Last time, we covered the first part of a three-pronged approach to improving the retention of your best employees. HR consultancy Drake Beam Morin advises us to make improvements to our selection and orientation, training and career management, and motivation and compensation skills in order to keep high performers from jumping ship. This week, we look at the firm's advice on bettering our training and career management, and motivation and compensation approaches.
Training and career management:
* Invest in your employees' careers, and they will invest in you. You can design an elaborate, in-house "university" to support employee training, or simply OK the courses they want to take off-site. Either way, if you show you care about their career growth, employees' job satisfaction should rise. Just think about it: Don't you care more about people who care about you than those who don't? Some managers get concerned that the more their employee learns, the more likely the person is to bolt for another job. That's not necessarily true, as many employees feel a sense of loyalty and commitment to the organization that has committed to them. Yet showing no interest in an employee's career path will only make them move toward the door quicker.

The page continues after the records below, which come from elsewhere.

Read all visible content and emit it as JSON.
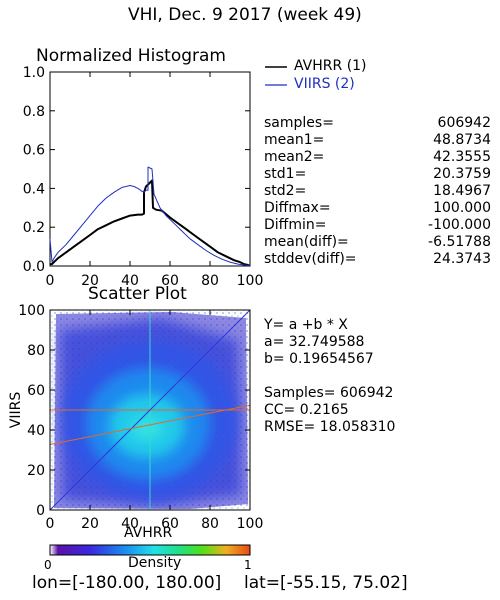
{
  "page_title": "VHI,  Dec. 9 2017 (week 49)",
  "colors": {
    "avhrr": "#000000",
    "viirs": "#1f2fbf",
    "regression": "#2a3bd8",
    "mean_cross": "#e06a2c",
    "mean_vertical": "#3bd8c8"
  },
  "histogram": {
    "title": "Normalized Histogram",
    "legend": [
      {
        "label": "AVHRR (1)",
        "color": "#000000"
      },
      {
        "label": "VIIRS (2)",
        "color": "#1f2fbf"
      }
    ],
    "stats": [
      {
        "label": "samples=",
        "value": "606942"
      },
      {
        "label": "mean1=",
        "value": "48.8734"
      },
      {
        "label": "mean2=",
        "value": "42.3555"
      },
      {
        "label": "std1=",
        "value": "20.3759"
      },
      {
        "label": "std2=",
        "value": "18.4967"
      },
      {
        "label": "Diffmax=",
        "value": "100.000"
      },
      {
        "label": "Diffmin=",
        "value": "-100.000"
      },
      {
        "label": "mean(diff)=",
        "value": "-6.51788"
      },
      {
        "label": "stddev(diff)=",
        "value": "24.3743"
      }
    ]
  },
  "scatter": {
    "title": "Scatter Plot",
    "ylabel": "VIIRS",
    "xlabel": "AVHRR",
    "equation": "Y= a +b * X",
    "a_text": "a= 32.749588",
    "b_text": "b= 0.19654567",
    "samples_text": "Samples= 606942",
    "cc_text": "CC=  0.2165",
    "rmse_text": "RMSE= 18.058310"
  },
  "colorbar": {
    "label": "Density",
    "min": "0",
    "max": "1"
  },
  "footer": {
    "lon_text": "lon=[-180.00, 180.00]",
    "lat_text": "lat=[-55.15, 75.02]"
  },
  "chart_data": [
    {
      "type": "line",
      "title": "Normalized Histogram",
      "xlim": [
        0,
        100
      ],
      "ylim": [
        0,
        1
      ],
      "xticks": [
        0,
        20,
        40,
        60,
        80,
        100
      ],
      "yticks": [
        "0.0",
        "0.2",
        "0.4",
        "0.6",
        "0.8",
        "1.0"
      ],
      "series": [
        {
          "name": "AVHRR (1)",
          "color": "#000000",
          "x": [
            0,
            1,
            2,
            4,
            8,
            12,
            16,
            20,
            24,
            28,
            32,
            36,
            40,
            44,
            46,
            47,
            47.01,
            48,
            50,
            51,
            51.5,
            53,
            56,
            60,
            64,
            68,
            72,
            76,
            80,
            84,
            88,
            92,
            95,
            97,
            99,
            100
          ],
          "y": [
            0.01,
            0.01,
            0.02,
            0.04,
            0.07,
            0.1,
            0.13,
            0.16,
            0.19,
            0.21,
            0.23,
            0.245,
            0.26,
            0.265,
            0.265,
            0.27,
            0.38,
            0.41,
            0.43,
            0.44,
            0.3,
            0.29,
            0.285,
            0.25,
            0.22,
            0.19,
            0.16,
            0.13,
            0.1,
            0.07,
            0.05,
            0.03,
            0.02,
            0.01,
            0.005,
            0.0
          ]
        },
        {
          "name": "VIIRS (2)",
          "color": "#1f2fbf",
          "x": [
            0,
            1,
            2,
            4,
            8,
            12,
            16,
            20,
            24,
            28,
            32,
            36,
            40,
            42,
            44,
            46,
            47,
            48,
            49,
            49.01,
            50,
            51,
            52,
            55,
            58,
            62,
            66,
            70,
            74,
            78,
            82,
            86,
            90,
            94,
            97,
            99,
            100
          ],
          "y": [
            0.14,
            0.02,
            0.04,
            0.07,
            0.11,
            0.16,
            0.21,
            0.26,
            0.31,
            0.35,
            0.38,
            0.405,
            0.415,
            0.41,
            0.4,
            0.385,
            0.38,
            0.39,
            0.39,
            0.51,
            0.505,
            0.5,
            0.37,
            0.3,
            0.26,
            0.22,
            0.18,
            0.14,
            0.11,
            0.08,
            0.055,
            0.035,
            0.02,
            0.01,
            0.005,
            0.003,
            0.0
          ]
        }
      ]
    },
    {
      "type": "heatmap",
      "title": "Scatter Plot",
      "xlabel": "AVHRR",
      "ylabel": "VIIRS",
      "xlim": [
        0,
        100
      ],
      "ylim": [
        0,
        100
      ],
      "xticks": [
        0,
        20,
        40,
        60,
        80,
        100
      ],
      "yticks": [
        0,
        20,
        40,
        60,
        80,
        100
      ],
      "density_center": [
        48.9,
        42.4
      ],
      "regression": {
        "a": 32.749588,
        "b": 0.19654567
      },
      "mean_lines": {
        "x": 50,
        "y": 50
      },
      "colorbar_range": [
        0,
        1
      ]
    }
  ]
}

* Hold managers responsible for their employees' development.
No one will embrace an idea like the person who's being rated on it. If part of your performance evaluation includes how you encourage and promote employee training, of course you're going to work at it more. Plus, it gives you even more incentive to encourage development, as opposed to having good intentions, but never getting around to them.
* Set training goals. Review time is a natural time to meet with your employee, jointly decide what skill gaps exist, and determine a method and time period for filling them. However, the decisions made must be joint and agreeable to both parties.

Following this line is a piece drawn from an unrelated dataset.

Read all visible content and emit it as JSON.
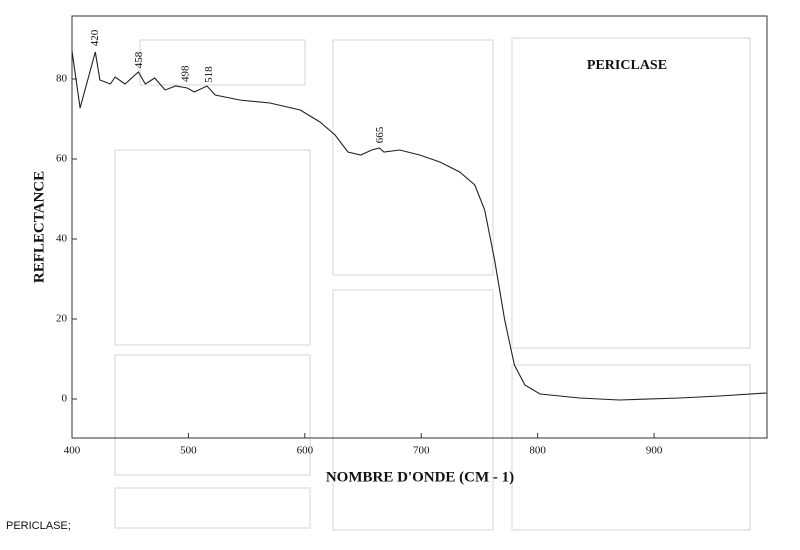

Without employee buy-in, it's not career development, it's a demand.
* Offer a variety of training. From boot camps to study-at- home, offer different methods for your employees to train.
Motivation and compensation:
* Communication is key. The importance of excellent communication pops up a lot in these newsletters, and it's no accident. A 1998 retention study of 3,400 people found that most people left their jobs not because they wanted to make more money, but because they wanted better communication.
* Informal surveys will show you what your employees value most. Either ask them in person, or send out an e-mail listing recognition or compensation options. Rewards that are customized to the employee mean more. For example, if you know an employee loves to garden, a gift certificate from a local garden center will have a much greater impact than a simple check.
* Nonmonetary rewards such as flex time, working at home or plum assignments can mean more than a check.
* Recognize your employees informally, personally and often.
High-performers take great pride in their work, and a sincere "thank you" goes a long way.